A cross-border women's business group launched from a meeting last year between Justin Trudeau and Ivanka Trump is urging the Canadian government to create a procurement policy with a target of allocating 5 per cent of federal contracts to small businesses owned by women.
The proposed policy would be similar to an existing U.S. federal procurement program, which requires the U.S. government to award 5 per cent of its contracts to women-owned small businesses in economic sectors where women are underrepresented. The tenders amounted to about $11-billion (U.S.) in 2012, according to a report released Wednesday by the Canada-United States Council for Advancement of Women Entrepreneurs and Business Leaders.
Canada's federal government has no similar target but has been looking at changing its procurement practices to encourage more bidding from companies owned by women and people from minority groups.
The council argues procurement spending can provide a big boost to help small companies grow, and also recommends that more large private-sector companies should have policies requiring procurement from smaller companies owned by women.
The report says major U.S. companies are ahead of Canadian companies in adopting such programs, with 97 per cent of Fortune 500 companies reporting they have a supplier diversity program, compared to fewer than 50 per cent of large companies in Canada.
Annette Verschuren, chief executive officer of energy storage company NRStor Inc. and former president of Home Depot Canada, said women are fairly well represented in the ranks of small-business founders, but lag in their ability to grow them to the next tier.

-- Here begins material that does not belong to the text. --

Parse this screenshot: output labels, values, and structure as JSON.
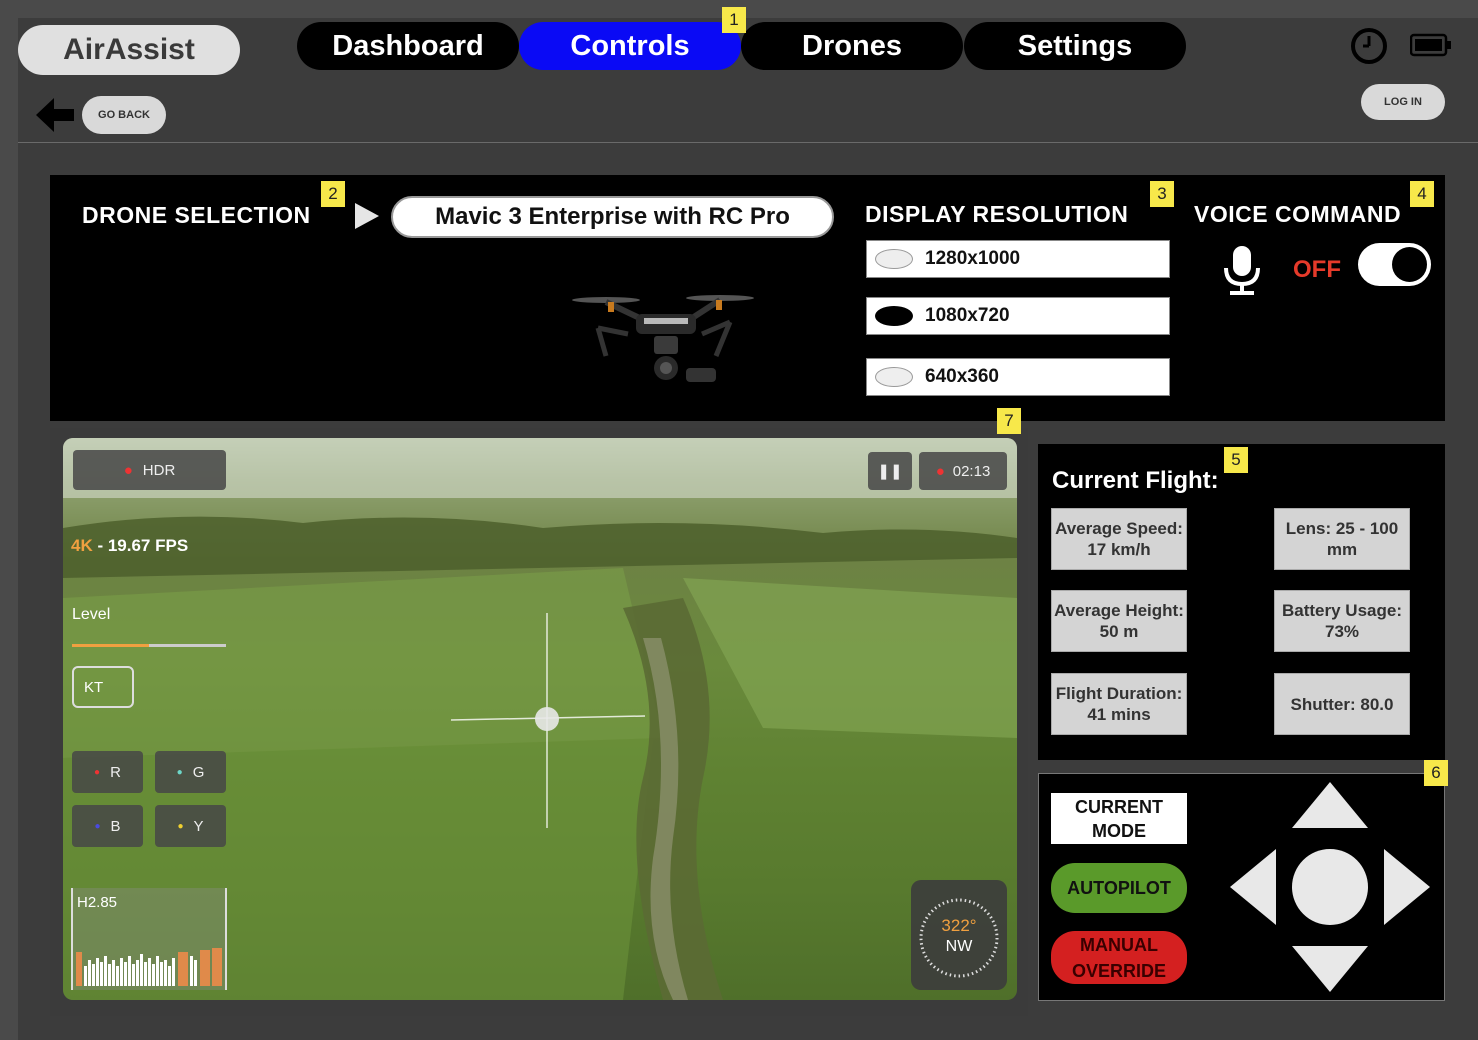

Procurement programs help smaller companies bridge that gap by giving them access to bigger contracts, she said.
"It really creates a market and helps push the advancement and growth of women," she said.
Companies owned by women are less likely to bid on procurement contracts because they are unaware of them or have a harder time managing the costs and administrative burden, the report said. But Ms. Verschuren said procurement policies give women more incentive to bid, and also encourage larger companies to partner with smaller companies run by women to help meet the bidding criteria.
"It would bring a lot more confidence to women in terms of seeing markets that are there for them that they can bid on directly," she said.
"If we can provide a more specific market opportunity, if we can get them contracts, I think that lack of confidence can be overcome… I just think it's an accelerator to close the gap that we have."
The council members are a group of senior female business executives, including TransAlta Corp. CEO Dawn Farrell, General Motors Co. CEO Mary Barra and Linamar Corp. CEO Linda Hasenfratz. The group was formed last February after Mr. Trudeau visited the White House and brought a delegation of prominent Canadian female executives to a roundtable meeting with Ms. Trump, an adviser to her father, U.S. President Donald Trump.
While the Canadian government's efforts to find common ground with the Trump administration have yielded limited success over the past year, the women's business council has proceeded independently of government, working on five pillars key to advancing women.
In addition to its first report on growing women-owned businesses, the council also plans to issue separate reports on increasing women's access to capital, advancing women in leadership roles, increasing the number of women in science and technology occupations, and encouraging more female entrepreneurs.
The first report recommends expanding the existing U.S. federal Women-Owned Small Business (WOSB) procurement program to make it more effective by covering more industry categories, and engaging more actively with women-owned companies to encourage bidding. It proposes a focus on verifying that companies are "substantively managed and controlled" by women, rather than a focus on "strict legal ownership" by women.
Once both governments have women's business procurement programs, the report says Canada and the U.S. should allow bidding for contracts by women-owned businesses from either country to give them access to a larger pool of contracts.
It recommends professional networking groups and business accelerator groups that help young companies grow should make it "a real priority" to develop women-owned companies, starting by reporting more on the results of their programs for women.